Natoma said:
DemoCoder said:
#1 It wasn't rescinded. Get your facts straight.
The Bush Administration instructed the EPA to discard the new law just days before it was due to go into effect. This is public record. What in the world are you talking about?
Wrong. The Bush Administration reviewed all pending rules passed on Clinton's watch. The EPA was asked to review the 10ppb standard. The EPA put out a Request for Comments, and various public representatives made comments (economic, medical, environmental). You can read the reports on the EPA website. The 10ppb rule was delayed unti February 2002. After the EPA got feedback, it decided to let the 10ppb stand in October 2001. Public water systems must comply by January 2006.
It's only gotten to this point now because of his long track history of environmental nonchalance and/or bespoilment. People in general do not trust Bush on anything environmental because of his track history.
And I don't trust the anti-Bush people, because of their obvious bias and non-rigorous research into legislation and spin.
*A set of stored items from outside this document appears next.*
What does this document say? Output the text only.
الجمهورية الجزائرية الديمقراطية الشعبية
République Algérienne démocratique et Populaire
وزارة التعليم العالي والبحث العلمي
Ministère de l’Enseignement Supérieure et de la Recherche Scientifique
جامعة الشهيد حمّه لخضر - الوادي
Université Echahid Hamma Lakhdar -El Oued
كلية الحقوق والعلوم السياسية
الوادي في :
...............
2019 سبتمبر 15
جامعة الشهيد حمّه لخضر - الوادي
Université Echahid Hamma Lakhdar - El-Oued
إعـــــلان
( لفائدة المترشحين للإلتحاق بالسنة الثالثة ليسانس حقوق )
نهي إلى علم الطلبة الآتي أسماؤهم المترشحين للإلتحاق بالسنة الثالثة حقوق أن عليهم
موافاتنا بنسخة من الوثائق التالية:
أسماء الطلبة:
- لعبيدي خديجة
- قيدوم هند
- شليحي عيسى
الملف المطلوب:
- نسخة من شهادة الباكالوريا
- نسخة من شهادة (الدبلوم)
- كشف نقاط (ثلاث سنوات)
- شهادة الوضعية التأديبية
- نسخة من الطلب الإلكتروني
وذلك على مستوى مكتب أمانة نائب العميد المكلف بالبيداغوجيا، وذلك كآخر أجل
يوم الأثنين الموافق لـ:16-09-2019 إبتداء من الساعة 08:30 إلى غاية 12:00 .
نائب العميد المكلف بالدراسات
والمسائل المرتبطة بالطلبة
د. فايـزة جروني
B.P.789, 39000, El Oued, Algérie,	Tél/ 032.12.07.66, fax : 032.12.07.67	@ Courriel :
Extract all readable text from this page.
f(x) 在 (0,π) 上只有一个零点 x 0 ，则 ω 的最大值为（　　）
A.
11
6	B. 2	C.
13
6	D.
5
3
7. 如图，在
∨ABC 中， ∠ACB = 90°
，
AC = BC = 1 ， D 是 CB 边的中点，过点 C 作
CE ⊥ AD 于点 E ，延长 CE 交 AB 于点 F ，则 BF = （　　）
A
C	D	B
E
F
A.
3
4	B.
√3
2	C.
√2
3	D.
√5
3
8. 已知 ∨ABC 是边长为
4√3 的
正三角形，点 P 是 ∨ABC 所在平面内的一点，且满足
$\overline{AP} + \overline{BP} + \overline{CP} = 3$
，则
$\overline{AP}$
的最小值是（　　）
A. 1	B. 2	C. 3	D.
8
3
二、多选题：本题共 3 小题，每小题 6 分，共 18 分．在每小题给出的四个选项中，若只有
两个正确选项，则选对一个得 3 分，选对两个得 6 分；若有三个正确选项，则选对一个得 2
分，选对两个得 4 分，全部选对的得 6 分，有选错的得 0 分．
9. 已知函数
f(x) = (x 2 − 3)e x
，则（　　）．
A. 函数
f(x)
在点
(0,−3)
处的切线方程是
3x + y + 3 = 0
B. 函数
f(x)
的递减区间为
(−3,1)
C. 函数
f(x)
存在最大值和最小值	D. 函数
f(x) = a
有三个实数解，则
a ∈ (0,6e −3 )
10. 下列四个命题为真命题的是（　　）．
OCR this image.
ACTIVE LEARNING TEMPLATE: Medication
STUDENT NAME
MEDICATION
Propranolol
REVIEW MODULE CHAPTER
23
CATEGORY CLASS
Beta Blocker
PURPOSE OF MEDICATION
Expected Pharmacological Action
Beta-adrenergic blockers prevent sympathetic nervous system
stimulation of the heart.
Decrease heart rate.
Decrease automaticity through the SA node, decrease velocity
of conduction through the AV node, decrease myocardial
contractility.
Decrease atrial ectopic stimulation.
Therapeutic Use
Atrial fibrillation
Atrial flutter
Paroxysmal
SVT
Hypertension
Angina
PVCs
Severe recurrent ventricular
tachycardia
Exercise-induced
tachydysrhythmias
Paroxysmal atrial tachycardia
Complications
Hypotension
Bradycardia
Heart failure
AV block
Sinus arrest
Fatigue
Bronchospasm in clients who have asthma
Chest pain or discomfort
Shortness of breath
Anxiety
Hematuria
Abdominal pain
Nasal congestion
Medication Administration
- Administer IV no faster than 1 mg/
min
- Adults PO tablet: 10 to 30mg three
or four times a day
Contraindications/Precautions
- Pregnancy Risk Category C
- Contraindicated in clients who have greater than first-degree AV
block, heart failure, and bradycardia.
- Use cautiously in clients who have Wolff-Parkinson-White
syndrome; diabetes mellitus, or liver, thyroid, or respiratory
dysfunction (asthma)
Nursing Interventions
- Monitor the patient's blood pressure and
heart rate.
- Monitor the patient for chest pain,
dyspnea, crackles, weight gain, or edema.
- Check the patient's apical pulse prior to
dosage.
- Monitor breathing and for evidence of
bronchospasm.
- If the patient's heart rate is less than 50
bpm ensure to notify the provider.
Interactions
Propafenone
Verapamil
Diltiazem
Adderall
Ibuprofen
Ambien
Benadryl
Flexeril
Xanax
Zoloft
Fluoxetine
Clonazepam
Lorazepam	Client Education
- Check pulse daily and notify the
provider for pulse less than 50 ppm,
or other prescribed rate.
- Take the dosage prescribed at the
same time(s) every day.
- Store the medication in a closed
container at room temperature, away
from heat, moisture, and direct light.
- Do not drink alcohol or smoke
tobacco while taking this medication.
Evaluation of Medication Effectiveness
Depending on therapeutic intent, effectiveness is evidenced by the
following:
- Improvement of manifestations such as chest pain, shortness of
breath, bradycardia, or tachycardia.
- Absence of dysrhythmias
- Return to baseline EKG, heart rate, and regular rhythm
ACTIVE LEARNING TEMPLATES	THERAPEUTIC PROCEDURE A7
People like you Natoma, will take a Sierra Club or IndyMedia article on Bush legislation at face value and never go read the original source material yourself, or spend time looking at dissenting views.
DemoCoder said:
Case in point, the Healthy Forests Initiative.
Natoma said:
Sierra Club spin regurgitation deleted "Handing forrests over to loggin industry" boooo-scary ...
Btw, I read the Sierra Club's proposal. It calls for controlled burns and removal of detritus.
Controlled burns cannot reduce a forest with 2000 trees per acre down to proper density levels. And the last couple of "controlled burns" actually resulted in major fires (Los Alamos incineration)
yadda yadda yadda more propaganda regurgitation "Sierra Club puts Forest Service in control"...
Show me the part of a Healthy Forests Initiative bill that hands control of the forests over to "Logging Industry" to "clear away whatever they wish". This is blantant propaganda!
This bullshit really annoys me. I just went to the Forest Service website to check, and I read the actual text of the bill passed by congress and signed by Bush. It in fact, contains many many restrictions
any hazardardous fuel reduction project must
#1 be in compliance with all existing environmental laws and regulations, in general, areas designated as protected ecosystems, or with endangered wildlife are exempted, except in cases where the endangered wildlife is threatened by the fire itself
#2 do environmental impact analysis and provide a public report
#3 the EPA/FS must study what the alternative of "no action" would be
#4 if the local community has their own "at risk" fire plan, the EPA is
forced to consider the local community plan, and it must be reconciled in required public meeting
#5 only trees at urban interfaces are allowed
#6 old trees are restricted
#7 projects which keep more taller trees are to be given priority. small diameter trees are the priority
#8 judicial review is mandated
#9 injuctions are allowed. the only modification is that the maximum injunction time before the court must review and renew the injunction is 60 days
This is hardly "handing our forests over to the logging industry". Puh-lease. At best, logging companies have to propose a project plan to the government for thinning out forests near the public, and it must be reviewed on environmental grounds, it must be criticized in open public meetings, the local community can propose their own alternative plan which gets priority, and the total sum of all land that can possibly be harvested in the worst case if everyone got every project approved for every inch of land is 20 million acres.
Everytime I get into a debate on this board over government policy or statistics, I go directly to .GOV, .INT, or .EU websites to get the actual text of the laws (e.g. patriot act, HFI, CSI, etc BLS, IRS, DOL statistics, etc). Meanwhile, it seems the "progressives" on this board spend time parroting indy sites with hyperbolic rhetoric and blatant propaganda.